-XXX is Celluloid Dimension’s naughty new column, exploring the wildest spectacles ever to heat up a screen-
Directed by Jess Franco
Written by Jess Franco
Starring:
- Lina Romay as Foncesca
- Lynn Endersson
- Antonio Mayans as Baxter
- Antonio Rebollo
Release Date: December 31, 1981
Rating: ![]()
With Sex Is Crazy, Jess Franco finally dives headfirst into the mud and comes up a full-fledged, no-frills, artless porn-peddler. And in a career stuffed with freak-show cinema, this might just be his most incomprehensible beast. What Truffaut turned into a heartfelt valentine to moviemaking in La Nuit américaine, Franco mutates into a sweaty, smirking, porno-meta joyride—a celebration of his own dirty mythology on film. It’s part anything-goes orgy satire, part low-rent sci-fi smut, and all ridiculous chaos as we watch a movie crew shoot the most chameleonic sex flick imaginable, featuring horny aliens, saucy ladies, sleazy cheaters, and random satanic chanting thrown in for spice. The whole thing is a head-spinning, sex-soaked hallucination that never builds to a real climax—just wave after wave of groan-worthy orgasms slapped together with insulting recklessness.

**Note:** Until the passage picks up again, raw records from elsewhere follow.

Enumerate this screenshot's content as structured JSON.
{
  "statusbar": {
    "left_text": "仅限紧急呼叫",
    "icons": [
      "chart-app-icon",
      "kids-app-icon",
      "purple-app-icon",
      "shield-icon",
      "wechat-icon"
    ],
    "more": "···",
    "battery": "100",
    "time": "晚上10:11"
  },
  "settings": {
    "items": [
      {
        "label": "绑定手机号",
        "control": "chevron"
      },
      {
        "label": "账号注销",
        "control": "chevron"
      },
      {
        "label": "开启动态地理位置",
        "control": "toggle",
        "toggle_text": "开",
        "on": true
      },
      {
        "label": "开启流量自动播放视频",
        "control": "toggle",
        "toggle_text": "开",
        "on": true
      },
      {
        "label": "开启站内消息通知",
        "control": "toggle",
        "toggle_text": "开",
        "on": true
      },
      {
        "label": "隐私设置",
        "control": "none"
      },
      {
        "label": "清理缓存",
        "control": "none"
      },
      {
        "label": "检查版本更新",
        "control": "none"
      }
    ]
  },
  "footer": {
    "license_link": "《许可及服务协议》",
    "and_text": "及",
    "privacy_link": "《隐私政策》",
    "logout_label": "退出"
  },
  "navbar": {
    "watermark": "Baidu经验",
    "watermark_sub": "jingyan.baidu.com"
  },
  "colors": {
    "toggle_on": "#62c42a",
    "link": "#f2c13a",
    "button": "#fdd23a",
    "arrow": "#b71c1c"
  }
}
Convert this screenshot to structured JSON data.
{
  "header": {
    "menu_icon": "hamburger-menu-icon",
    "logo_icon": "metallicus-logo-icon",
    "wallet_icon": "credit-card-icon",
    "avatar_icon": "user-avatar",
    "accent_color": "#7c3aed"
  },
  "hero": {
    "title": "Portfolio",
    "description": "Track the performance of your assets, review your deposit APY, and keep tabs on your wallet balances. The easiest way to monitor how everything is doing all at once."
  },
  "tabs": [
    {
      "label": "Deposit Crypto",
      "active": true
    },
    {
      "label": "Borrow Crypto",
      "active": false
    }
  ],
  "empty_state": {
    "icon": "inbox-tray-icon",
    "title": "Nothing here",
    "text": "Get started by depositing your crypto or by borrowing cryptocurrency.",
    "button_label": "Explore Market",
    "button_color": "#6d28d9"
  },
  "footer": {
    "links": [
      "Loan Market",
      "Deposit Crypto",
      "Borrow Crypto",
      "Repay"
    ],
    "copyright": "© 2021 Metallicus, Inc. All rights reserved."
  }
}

I truly have no sense of what Jess Franco seeks to reveal with this meta-conscious tangle of pallid erotica. If it’s meant as self-critique, channeling it through Lina Romay’s genitalia seems an especially misguided path toward illumination. Yet, as ever in Franco’s lust-driven cinema, Romay’s unabashed presence—her sly, serpentine smirk, her feverish melodramatic bite, her incandescent corporeality—claims the entire orgiastic panorama. And this is neither ironic nor hyperbolic: her performance is the lone erogenous pulse that renders the film perversely amusing and irreverent within its murky labyrinth of meta-narrative avant-gardism. I’m quite certain this stands as the weakest of Franco’s erotic exploitation endeavors; I’ve always preferred his grotesque, depraved horror-porn excursions to the films where he abandons delirium for mere pornography, and Sex Is Crazy undeniably belongs to that barren camp.